A modinha do momento se chama microservices. Quando devs ouvem essa palavrinha mágica, os olhos brilham. Cada dia mais, esse tem se tornado um dos assuntos centrais em palestras, eventos, vídeos, cursos e afins.
Empresas altamente admiradas, como a Netflix por exemplo, tem aplicado essa arquitetura, e isso inspira muitos a também querer aplicá-la.
O uso de microservices, porém, não é recomendado para todos. E é aí que mora o perigo. Para ter certeza de que ele se adequa às suas necessidades, o primeiro passo é entender o que exatamente são microservices.
Entenda o que são microservices
O grande perigo de uma modinha é como o uso dos termos se torna uma espécie de “epidemia anônima”, com todos ficando doentes sem saber ao certo o que tem.
O mais comum é ver gente resumindo microservices pura e simplesmente ao conceito de “serviços pequenos”, sem se atentar para temas importantes relacionados a ele como desacoplamento de comportamento e de dados, orquestração e coreografia.
Eu não pretendo abordar estes e outros pontos conceituais sobre microservices pois a internet está recheada de informações sobre. Uma pesquisa rápida te deixará a par disso e também das suas vantagens.
Aqui, eu pretendo apenas abordar alguns pontos que acho importante considerar antes de decidir por essa abordagem, sem romantismo e sem paixões.
>>Leitura Recomendada:
Os principais serviços da arquitetura AWS!
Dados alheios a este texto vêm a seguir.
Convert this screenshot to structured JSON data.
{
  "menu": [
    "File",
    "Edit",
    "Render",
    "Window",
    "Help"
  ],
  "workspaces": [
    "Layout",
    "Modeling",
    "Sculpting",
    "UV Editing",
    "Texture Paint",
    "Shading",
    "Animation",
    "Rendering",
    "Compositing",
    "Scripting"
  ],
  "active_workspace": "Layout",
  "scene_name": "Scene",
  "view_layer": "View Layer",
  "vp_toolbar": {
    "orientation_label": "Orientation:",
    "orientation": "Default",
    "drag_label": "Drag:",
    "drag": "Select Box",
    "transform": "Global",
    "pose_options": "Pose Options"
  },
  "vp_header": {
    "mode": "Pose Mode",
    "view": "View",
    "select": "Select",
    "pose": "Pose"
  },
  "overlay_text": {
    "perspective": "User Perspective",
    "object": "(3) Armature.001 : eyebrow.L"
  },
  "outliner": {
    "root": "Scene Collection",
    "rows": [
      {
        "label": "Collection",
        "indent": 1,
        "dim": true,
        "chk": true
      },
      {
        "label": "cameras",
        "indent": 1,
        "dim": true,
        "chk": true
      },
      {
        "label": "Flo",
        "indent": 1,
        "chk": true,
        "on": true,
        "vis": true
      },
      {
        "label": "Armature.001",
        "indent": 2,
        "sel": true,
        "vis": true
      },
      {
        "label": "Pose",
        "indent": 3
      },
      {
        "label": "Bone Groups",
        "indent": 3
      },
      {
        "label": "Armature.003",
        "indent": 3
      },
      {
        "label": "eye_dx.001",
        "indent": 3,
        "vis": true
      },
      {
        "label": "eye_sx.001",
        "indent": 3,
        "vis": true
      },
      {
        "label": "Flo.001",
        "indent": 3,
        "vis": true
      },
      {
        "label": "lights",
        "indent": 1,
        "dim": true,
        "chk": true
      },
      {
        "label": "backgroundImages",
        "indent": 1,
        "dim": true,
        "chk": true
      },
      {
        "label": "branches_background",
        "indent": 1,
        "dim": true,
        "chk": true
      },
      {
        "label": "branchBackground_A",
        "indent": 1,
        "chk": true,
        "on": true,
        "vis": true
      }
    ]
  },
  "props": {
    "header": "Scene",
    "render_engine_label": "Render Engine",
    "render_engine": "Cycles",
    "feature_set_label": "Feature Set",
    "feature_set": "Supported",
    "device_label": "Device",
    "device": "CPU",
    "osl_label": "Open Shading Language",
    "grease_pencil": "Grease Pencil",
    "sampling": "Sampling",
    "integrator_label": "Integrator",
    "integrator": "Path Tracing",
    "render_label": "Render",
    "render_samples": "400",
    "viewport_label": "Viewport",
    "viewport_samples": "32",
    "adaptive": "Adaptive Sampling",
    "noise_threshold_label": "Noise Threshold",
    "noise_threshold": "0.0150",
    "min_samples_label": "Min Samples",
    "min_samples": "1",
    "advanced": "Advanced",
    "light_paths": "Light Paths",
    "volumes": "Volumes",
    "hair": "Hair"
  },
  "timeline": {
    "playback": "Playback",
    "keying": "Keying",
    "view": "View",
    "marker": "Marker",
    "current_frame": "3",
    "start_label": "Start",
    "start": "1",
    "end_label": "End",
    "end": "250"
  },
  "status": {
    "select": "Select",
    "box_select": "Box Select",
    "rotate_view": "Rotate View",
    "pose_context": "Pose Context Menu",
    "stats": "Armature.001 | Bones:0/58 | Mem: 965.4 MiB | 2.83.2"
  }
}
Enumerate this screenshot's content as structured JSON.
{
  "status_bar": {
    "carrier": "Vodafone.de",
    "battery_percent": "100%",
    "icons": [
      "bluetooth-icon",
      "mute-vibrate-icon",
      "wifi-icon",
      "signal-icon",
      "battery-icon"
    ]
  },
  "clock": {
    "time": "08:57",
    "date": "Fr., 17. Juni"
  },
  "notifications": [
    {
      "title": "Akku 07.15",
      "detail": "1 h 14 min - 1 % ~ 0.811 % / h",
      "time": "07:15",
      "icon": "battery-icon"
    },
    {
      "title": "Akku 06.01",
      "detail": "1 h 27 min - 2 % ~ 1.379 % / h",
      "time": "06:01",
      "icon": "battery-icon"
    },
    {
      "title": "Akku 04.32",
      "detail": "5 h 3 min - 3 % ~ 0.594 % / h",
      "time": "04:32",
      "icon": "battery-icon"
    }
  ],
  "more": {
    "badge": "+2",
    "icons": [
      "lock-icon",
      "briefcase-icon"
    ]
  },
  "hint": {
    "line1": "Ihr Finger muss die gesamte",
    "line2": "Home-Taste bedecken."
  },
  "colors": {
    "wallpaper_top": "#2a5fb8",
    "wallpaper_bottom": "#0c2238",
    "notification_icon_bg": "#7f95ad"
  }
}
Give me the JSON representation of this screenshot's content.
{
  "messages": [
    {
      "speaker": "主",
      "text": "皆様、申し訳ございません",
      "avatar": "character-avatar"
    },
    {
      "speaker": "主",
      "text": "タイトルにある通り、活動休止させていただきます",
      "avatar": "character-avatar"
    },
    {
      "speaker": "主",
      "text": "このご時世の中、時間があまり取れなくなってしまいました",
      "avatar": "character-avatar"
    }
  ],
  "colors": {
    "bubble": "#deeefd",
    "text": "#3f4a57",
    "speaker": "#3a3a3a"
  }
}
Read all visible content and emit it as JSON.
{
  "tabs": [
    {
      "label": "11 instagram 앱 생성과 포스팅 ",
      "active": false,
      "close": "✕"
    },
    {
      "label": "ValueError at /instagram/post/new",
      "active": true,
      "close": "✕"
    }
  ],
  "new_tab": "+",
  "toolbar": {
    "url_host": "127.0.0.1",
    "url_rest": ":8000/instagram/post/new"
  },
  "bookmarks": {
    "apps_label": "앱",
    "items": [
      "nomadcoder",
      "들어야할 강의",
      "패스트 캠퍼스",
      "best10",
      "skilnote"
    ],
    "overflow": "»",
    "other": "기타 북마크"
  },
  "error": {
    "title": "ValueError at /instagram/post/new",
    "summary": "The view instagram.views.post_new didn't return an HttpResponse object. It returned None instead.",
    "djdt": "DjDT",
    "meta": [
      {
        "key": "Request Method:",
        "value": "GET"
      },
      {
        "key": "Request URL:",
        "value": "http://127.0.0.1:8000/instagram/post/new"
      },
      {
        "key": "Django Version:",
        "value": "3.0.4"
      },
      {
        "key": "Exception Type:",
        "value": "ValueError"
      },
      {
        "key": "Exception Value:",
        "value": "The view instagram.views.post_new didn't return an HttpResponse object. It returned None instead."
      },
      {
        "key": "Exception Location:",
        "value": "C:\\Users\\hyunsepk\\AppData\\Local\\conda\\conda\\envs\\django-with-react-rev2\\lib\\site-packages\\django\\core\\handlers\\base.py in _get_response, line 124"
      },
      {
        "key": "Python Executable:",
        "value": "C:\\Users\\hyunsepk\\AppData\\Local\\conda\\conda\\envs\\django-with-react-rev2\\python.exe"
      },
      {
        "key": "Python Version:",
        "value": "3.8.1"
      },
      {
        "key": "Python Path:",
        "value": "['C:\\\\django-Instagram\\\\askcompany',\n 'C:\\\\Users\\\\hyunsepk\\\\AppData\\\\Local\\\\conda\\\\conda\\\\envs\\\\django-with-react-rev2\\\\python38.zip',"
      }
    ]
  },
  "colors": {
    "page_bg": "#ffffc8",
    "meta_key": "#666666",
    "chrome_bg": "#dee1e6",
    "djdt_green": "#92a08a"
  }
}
A importância de entender sua arquitetura de software
Não vá pela euforia. E isso vale pra qualquer tecnologia, técnica ou metodologia que esteja sendo a hype do momento.
É muito importante entender as vantagens, as desvantagens e relacionar essas informações com o seu cenário atual para saber o que é mais adequado. E muitas vezes microservices não são. Daí vários problemas tendem a ocorrer, mas reverter o que foi feito se torna complicado ou até inviável.
Não deixe pra encontrar o Godzilla somente quando ele já invadiu a cidade. Evite esse tipo de problema avaliando a real necessidade de se usar microservices dentro do seu contexto.
>>Leitura Recomendada:
Tudo o que você precisa saber sobre o Spring Boot
Analise alguns riscos, oportunidades, vantagens e desvantagens antes de começar a usar microservices:
Microservices é uma arquitetura mais complexa
Em uma aplicação monolítica, é uma boa prática utilizar padrões e conceitos de modelagem e arquitetura de software, como por exemplo DDD, especialmente Bounded Contexts, de forma que o escopo de seus objetos esteja bem separado, conforme as responsabilidades do seu sistema.
Já em uma aplicação de microservices, isso deixou de ser uma boa prática e passou a ser obrigatoriedade. Se você não tratar a coisa dessa forma, correrá um sério risco de ter bastante retrabalho ou muito código ocioso em seus serviços.
Logo, usar microservices implica maior responsabilidade e exigência técnica, mas muitos não se atentam a isso pois saem aplicando o conceito por pura euforia.
Perda de performance no software
Se o seu sistema tem uma performance crítica, talvez microservices não seja a melhor abordagem.
Como se trata de uma abordagem fundada na criação e/ou decomposição de muitos serviços pequenos que se comunicam utilizando algum protocolo, como HTTP por exemplo, isso faz com que, dependendo de como forem separadas as responsabilidades, o que antes seria a execução de um código incorporado no mesmo assembly, se tornará uma chamada de um serviço.
Isso afeta significativamente a performance, pois um código invocado em um mesmo assembly sempre será consideravelmente mais rápido, principalmente se o protocolo de comunicação escolhido não for dos mais rápidos (como é o próprio HTTP).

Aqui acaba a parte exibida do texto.